Back when I did “I Love You Goodbye” [from 1992’s Astronauts & Heretics album - his “Cajun techno” tune], I remember doing an interview with a New Orleans radio station, and it was a morning talk show. I was in California in a hotel, so it was like four or five in the morning in California. I set my alarm for this live interview, and I slept through it. The phone was right by the bed, and I picked it up and said, “What?” And they said, “You’re live on WKUX! Or whatever it was.” He was saying, “Yeah, we love that ‘Bayou Rain’ song of yours down here. Is it based on a true story?” I said, “Yeah, I have a really good friend who’s based here in New Orleans and I came down and we went on a little road trip. That was what inspired the song.” He said, “Are you sure you’ve ever actually been to Louisiana?” I said, “Yeah, yeah, why?” And he said, “You would’ve known then that we don’t have county sheriffs; we have parishes. But we love that ‘Bayou Rain’ song of yours. Do you know which state the Everglades are in?” All of this was live on morning radio. He was kind of beefing me up.

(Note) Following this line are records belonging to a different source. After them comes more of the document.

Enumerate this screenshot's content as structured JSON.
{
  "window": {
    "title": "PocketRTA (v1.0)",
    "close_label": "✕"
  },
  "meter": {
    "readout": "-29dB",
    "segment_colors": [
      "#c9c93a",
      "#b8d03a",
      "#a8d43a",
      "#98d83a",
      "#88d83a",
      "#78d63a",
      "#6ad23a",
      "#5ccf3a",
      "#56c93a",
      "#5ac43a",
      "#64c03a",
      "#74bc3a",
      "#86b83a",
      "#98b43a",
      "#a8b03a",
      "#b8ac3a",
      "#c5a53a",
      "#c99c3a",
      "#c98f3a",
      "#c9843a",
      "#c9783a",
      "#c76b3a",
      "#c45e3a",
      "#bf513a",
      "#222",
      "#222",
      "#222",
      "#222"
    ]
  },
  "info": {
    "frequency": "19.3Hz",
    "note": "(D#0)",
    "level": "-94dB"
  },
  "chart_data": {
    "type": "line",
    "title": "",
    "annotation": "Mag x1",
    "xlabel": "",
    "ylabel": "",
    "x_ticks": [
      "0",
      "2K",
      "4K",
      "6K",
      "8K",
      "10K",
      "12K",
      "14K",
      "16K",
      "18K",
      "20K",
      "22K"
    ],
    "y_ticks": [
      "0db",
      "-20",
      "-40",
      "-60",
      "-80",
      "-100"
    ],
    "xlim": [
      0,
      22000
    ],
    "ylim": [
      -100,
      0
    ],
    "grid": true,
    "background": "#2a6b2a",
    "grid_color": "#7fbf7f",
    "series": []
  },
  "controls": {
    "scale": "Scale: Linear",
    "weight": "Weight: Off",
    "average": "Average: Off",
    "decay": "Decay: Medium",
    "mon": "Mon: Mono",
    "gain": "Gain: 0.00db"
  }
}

One of the consistent elements of your work since the start has been its look, a view of the future that people had in the past.
I think some people would call it retro-futurism. It’s looking fondly at how futurists perceive the future way back when. What it amounts to is a kind of a parallel universe, really. It’s like if you look at steampunk for example, Steampunk is how this civilization would have progressed if there’d never been the electronic microchip. That’s why we’d be getting around in blimps, and everything would be steam-powered and made of glass and copper and leather and gears. There’s something very charming about that, like history could’ve turn out different. Where I lived in England, it’s been very vulnerable to invasion. If you take some of the oldest residents there, they remember World War II. From day to day, you could almost see the German tanks amassed on the other coast across the North Sea. The rest of Europe was occupied, and everyone in the English countryside assumed it was only a matter of time before they would invade. They had no idea how long the war was going to last, and there was rationing. They took down the road signs. You weren’t allowed to talk to anybody. You saw the bombers flying over every night on their way to and from Europe. It could’ve turned out differently.

Is there a specific period of retro-futurism that speaks more to you than others?
I think that the years around World War II is the one that speaks to me. I feel some connection to that for some reason; I don’t know quite why that is. The clunky technology at the time, the wireless and radar technology, I have an affinity for.

Has your relationship with “She Blinded Me with Science” changed over the years?
I think it’s changed a little bit, but I always felt that to have commercial success, it was kind of a blessing because I had access to things that I otherwise wouldn’t have done. I basically consider myself a marginal, cult artist, in the vein of some of the people that I idolized when I was younger, like Captain Beefheart, for example.

There’s were lots of sort of legendary figures, Dr. John, Professor Longhair - people know the name, might have an image in their head, but probably couldn’t name a song of theirs. I consider myself fortunate that I have a call for that sort of view. What’s slightly unpleasant about it is that there’s also a slew of people that never got past that, and weren’t aware that there’s another side to what I was doing. It’s not that much of a burden, really. I’m certainly very grateful because there are hits, and then there are evergreen hits. The fact that they’re still getting played, used in commercials, showed on The Big Bang Theory as this ringtone - it’s a lot of songs from the same era that are long forgotten, that I’m actually grateful for as well.